Procedimiento a seguir ante el riesgo de una expulsión por estancia irregular

08/10/2015

Un problema muy frecuente cuando alguien quiere regularizar su situación en España a través del arraigo social o cualquier otro tipo de arraigo, es decir aquellas personas que ya están en España pero que no tienen residencia y pueden acceder a cualquiera de las autorizaciones por circunstancias excepcionales; es el hecho de tener en su contra una orden de expulsión decretada por estancia irregular. La pregunta frecuente es si esto constituye un problema para poder acceder a la regularidad.

El sancionado

Cuando una persona se encuentra en España sin autorización para residir y se han pasado los tres meses iniciales de estancia como turista, puede tener el contratiempo de que la policía le inicie en su contra un procedimiento sancionador administrativo por estancia irregular. La sanción puede ir desde la interposición de una multa económica hasta que se decrete una expulsión debido a esa estancia irregular.

Tipo de sanciones

Es frecuente encontrarnos con este problema, ya que el mero hecho de estar irregular implica la sanción administrativa, que en el caso de que sea la primera vez, o si no existen informes desfavorables, acabará en una multa. Pero si por el contrario ya existía una multa anterior o existe algún informe desfavorable, nos podemos encontrar con que se imponga la expulsión.

¿Cómo afecta a la situación del extranjero?

En el caso de que nos impongan una sanción de multa, la solución es pagarla, y para el caso de que no se pueda pagar de una sola vez, se debería pedir un fraccionamiento a la Administración. Es conveniente pagarla si la intención es regularizar la situación, ya que extranjería, si solicitamos residencia, nos exigirá que se haya pagado la multa.

Si la situación apunta a la expulsión por estancia irregular, nos encontramos ante una coyuntura de riesgo, ya que la policía tiene la capacidad de poder detener al interesado sancionado e iniciar la ejecución de la expulsión. En este caso es conveniente haber seguido el curso del proceso sancionador, y en su caso interponer los recursos administrativos y judiciales que estén a nuestra disposición para así hacer frente a la sanción y tratar de sustituirla por una multa si es que existen elementos que para poder pelearla.

Si se llega a dar la sustitución de la sanción de expulsión por la sanción de multa, nos encontramos en el supuesto de tener que pagarla para así poder acceder a la regularidad cuando proceda.

Posibilidad de regularización

La gran pregunta que se suele hacer la gente que está sancionada es si se puede acceder a la regularidad aun existiendo una sanción de multa o de expulsión. Pues sí que es posible, ya que en el primer caso de una multa, si se ha pagado y se demuestra este extremo a extranjería, la Administración no pondrá inconveniente para conceder la autorización de residencia que se solicite, siempre y cuando se cumplan con el resto de requisitos del tipo de autorización que se inste.

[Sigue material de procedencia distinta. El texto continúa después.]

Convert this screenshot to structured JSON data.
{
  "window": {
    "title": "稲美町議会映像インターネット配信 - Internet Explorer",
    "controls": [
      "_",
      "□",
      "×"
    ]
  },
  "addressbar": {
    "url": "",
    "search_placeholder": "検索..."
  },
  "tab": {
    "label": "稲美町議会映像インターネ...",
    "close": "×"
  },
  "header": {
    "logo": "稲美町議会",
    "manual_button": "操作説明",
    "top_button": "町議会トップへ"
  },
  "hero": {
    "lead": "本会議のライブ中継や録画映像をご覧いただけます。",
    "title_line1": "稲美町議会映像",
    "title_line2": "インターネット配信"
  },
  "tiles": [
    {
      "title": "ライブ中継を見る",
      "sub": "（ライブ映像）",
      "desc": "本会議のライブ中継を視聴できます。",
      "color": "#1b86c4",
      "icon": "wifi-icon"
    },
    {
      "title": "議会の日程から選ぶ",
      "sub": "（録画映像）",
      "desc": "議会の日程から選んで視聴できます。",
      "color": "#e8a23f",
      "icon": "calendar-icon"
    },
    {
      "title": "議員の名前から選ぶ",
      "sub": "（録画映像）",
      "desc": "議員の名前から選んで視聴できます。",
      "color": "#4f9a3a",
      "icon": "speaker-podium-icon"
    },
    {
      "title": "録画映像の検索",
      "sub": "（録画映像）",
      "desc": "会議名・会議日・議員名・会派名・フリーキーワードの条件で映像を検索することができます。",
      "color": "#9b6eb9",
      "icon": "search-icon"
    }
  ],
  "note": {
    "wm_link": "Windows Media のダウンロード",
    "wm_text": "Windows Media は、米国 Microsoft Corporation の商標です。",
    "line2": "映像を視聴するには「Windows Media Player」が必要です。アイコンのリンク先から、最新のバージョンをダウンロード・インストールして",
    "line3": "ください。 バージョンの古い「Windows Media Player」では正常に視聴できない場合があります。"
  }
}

Si por el contrario la sanción que se impuso fue la de expulsión, la Ley también prevé que se pueda llegar a  revocar de oficio dicha sanción, imponiendo una multa, siempre y cuando se cumplan todos los requisitos que establece la norma para acceder al tipo de autorización que se solicite.

Por tanto, incluso aunque no hayamos podido recurrir una sanción de expulsión por que se haya pasado el plazo, o porque nos hayan denegado los recursos, y ésta siga vigente, se puede llegar a la regularidad, siempre que la sanción se haya impuesto por el hecho de la estancia irregular.

Criterio de la norma

Esta posibilidad de poder regularizar la situación aunque exista una sanción de expulsión administrativa, tiene como objeto, entiendo a mi criterio, el hecho de dar cobertura a todos aquellos que de algún modo demuestran cotidianamente que no son personas que incumplen el ordenamiento, y en su caso que son vecinos que cumplen con el orden social establecido, ya que su único elemento negativo es el hecho de no tener residencia.

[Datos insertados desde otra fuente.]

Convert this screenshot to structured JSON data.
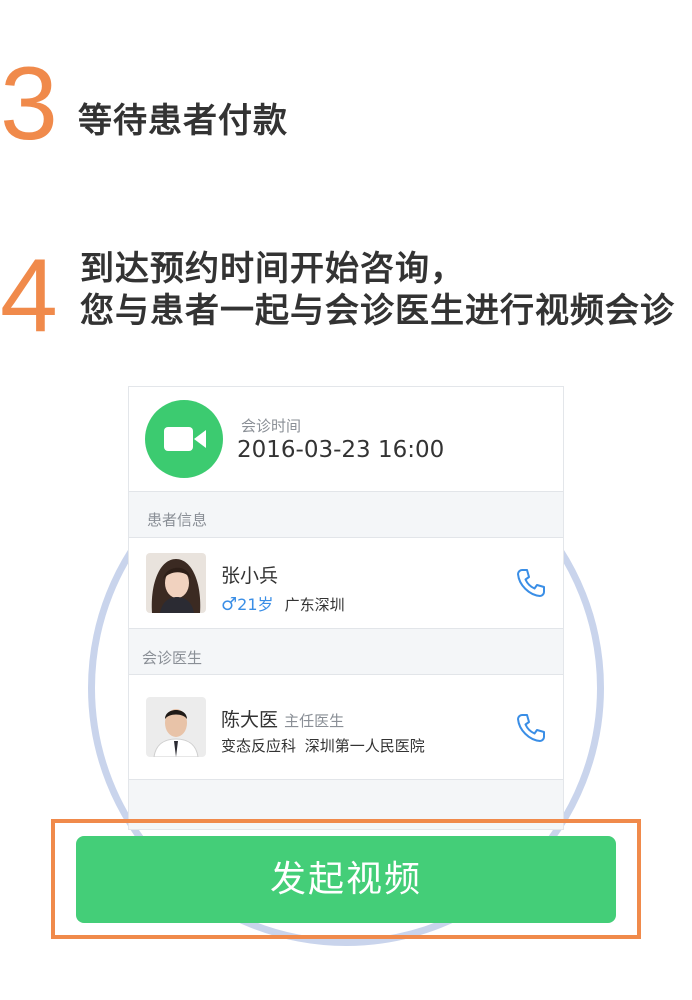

De alguna manera es una posibilidad jurídica que da sentido al arraigo social, que es aquel procedimiento que “premia” la situación de irregularidad de tres años, que al final coincide con el motivo sancionador, que es la estancia irregular. Por eso lo lógico es tener esa posibilidad de revocar una sanción de expulsión, si se ha dado solo por no tener residencia y conceder la autorización para residir.